I think Cover "E" works well too. It reads great and the shadow on the door is very readable! I liked the spider but wasn't sure how far to bring it into the picture since Scooby is reacting more to the doorknob twisting than the spider or the looming shadow. Plus you get a great view of the circus. In the 11th hour, lighting strikes me (pun intended) and I thought it would be cool to add a looming storm in the background as well since I added lighting bolts in the background of the story as it progressed. It's another aspect that color will enhance.

Once both these roughs were submitted the next day, it was agreed upon to use Cover "C". The only thing was that the UPC symbol would have covered up part of Scooby and that's kind of something that artists and editors hate. You never try to have anything cover up the main character, let alone the star of the project!

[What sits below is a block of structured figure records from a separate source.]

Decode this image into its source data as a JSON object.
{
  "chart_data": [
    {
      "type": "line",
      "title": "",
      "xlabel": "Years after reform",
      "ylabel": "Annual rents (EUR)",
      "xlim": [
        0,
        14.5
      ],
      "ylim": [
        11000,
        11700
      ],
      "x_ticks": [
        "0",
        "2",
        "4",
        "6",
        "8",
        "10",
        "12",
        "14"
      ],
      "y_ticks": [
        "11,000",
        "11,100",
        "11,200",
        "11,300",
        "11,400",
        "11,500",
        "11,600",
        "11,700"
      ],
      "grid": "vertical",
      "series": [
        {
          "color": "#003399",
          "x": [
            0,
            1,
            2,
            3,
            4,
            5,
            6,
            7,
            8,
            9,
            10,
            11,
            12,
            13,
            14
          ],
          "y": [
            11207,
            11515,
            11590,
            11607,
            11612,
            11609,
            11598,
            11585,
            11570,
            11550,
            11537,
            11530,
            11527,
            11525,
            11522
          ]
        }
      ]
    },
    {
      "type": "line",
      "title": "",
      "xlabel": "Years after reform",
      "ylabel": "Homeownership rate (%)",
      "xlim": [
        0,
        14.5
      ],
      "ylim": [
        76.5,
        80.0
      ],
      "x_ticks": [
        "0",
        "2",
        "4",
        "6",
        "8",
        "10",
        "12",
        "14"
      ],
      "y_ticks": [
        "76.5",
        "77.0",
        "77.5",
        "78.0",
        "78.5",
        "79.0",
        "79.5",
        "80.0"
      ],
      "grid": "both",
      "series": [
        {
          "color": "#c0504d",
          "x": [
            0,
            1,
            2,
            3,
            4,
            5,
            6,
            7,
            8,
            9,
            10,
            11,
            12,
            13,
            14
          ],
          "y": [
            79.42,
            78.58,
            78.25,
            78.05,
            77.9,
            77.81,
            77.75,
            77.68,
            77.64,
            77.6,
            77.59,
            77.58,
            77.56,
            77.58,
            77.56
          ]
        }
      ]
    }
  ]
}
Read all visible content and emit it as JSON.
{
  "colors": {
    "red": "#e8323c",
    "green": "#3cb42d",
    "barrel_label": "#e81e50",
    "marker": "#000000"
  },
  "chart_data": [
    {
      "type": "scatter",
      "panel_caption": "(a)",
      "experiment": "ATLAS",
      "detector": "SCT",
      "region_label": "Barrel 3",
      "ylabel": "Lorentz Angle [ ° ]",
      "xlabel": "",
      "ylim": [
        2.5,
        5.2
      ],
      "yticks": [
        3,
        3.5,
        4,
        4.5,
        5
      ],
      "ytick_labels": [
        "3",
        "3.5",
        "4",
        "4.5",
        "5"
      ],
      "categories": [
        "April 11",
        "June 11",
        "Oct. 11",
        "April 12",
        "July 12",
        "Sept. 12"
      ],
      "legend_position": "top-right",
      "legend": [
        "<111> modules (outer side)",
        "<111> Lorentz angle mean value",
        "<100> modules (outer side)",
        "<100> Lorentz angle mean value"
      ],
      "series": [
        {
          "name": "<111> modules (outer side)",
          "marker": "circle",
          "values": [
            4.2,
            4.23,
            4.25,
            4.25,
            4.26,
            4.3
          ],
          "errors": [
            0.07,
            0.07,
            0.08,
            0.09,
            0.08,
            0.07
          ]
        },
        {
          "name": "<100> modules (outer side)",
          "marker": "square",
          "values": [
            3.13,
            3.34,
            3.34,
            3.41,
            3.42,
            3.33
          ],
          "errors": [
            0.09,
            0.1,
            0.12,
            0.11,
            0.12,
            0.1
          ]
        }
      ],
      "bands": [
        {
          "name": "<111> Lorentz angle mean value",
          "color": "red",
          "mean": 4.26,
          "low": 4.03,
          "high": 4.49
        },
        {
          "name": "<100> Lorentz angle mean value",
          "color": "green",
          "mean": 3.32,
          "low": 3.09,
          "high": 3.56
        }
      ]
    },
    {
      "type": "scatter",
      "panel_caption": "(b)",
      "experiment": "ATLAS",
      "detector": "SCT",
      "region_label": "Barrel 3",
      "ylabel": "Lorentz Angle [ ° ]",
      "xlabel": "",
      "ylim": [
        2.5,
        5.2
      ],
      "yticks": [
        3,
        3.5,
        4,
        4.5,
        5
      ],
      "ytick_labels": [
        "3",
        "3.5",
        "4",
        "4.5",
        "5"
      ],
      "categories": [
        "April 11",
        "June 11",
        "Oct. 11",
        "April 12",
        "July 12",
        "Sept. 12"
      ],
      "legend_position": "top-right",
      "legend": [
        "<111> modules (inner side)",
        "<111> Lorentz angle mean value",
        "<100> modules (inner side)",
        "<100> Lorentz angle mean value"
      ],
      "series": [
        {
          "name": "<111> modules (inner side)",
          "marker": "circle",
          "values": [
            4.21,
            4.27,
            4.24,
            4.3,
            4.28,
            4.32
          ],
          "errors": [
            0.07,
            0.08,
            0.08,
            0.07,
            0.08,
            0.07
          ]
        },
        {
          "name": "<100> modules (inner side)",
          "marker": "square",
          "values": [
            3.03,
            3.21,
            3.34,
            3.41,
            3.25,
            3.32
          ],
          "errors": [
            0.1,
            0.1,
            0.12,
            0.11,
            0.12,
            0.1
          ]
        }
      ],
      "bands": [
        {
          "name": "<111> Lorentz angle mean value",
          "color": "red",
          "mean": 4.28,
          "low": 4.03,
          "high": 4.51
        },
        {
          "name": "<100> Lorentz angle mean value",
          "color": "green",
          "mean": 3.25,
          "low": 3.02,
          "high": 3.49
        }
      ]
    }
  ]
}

The editor asked if he could get more bleed on it so we could move Scooby a bit so the UPC wouldn't hurt the art. So I immediately got the great idea of how to fix it in a minute and rescue the piece from any redrawing! This is why I love Photoshop! I grabbed a portion of the lower inside of the door and the doorknob itself and raised it up with a simple copy and paste. I moved it up and then placed a scanned version of the UPC symbol that I use for my layout grid and then emailed it back to the editor in about 2 minutes! He loved it and told me to then go and finish it! Problem solved! I didn't even have to tweak the eyeballs of the characters as they were all looking that way anyway. Talk about an easy fix!

So I lightboxed and inked the final art onto DC Comic art board and I do this as well instead of digitally inking since I can then sell the artwork after it's done. The main reason why I do all my comic work still by hand is for the sale of the original art. At this stage of the final art I make little tweaks and finalize the art and make sure my line quality is sharp and strong. Fans may not notice any difference between my roughs and final art sometimes but I try to make sure the quality of the final art is as high as I can do it. As you can see I also tweaked the shadow on the door's hand a bit to make it more readable, so that's a noticeable fix. Once this is done and inked, I scan the art at 600dpi and save a copy at full size for my own records and then load the art into a DC Layout Cover Grid and then save it to their settings and emailed it to the editor! If it's small enough I can usually email it instead of loading it up to my folder on their FTP.

Since it was somewhat of a rush, Wildstorm will be coloring it and I'll post it when I get a copy of it! I hope this post was informative to you all! Here's the final art!


john said...

very interesting piece , its good to know what goes into this kind of project.thanks for sharing it.

SNeelyArt said...

Thanks, John. There are a lot of variables that go into design and it's the same for doing a magazine cover, newspaper or a menu. You have to make it appealing to the eye. I've always said that 90% of the job is design and layout. For all the work I do at least. Every comic panel as well has to be laid out with the same concepts.

And this isn't talking about color theory!

David said...

Another great post Scott. Will you be posting the DelcoMag interview soon? I've been looking forward to it.

SNeelyArt said...

Y'know, David, I forgot all about it! I'll post it tomorrow for you!

Chris Sabatino said...

AWESOME post! Look the inside look at the creative process...especially if it includes some of my favorite characters!! I hope you'll do more of these!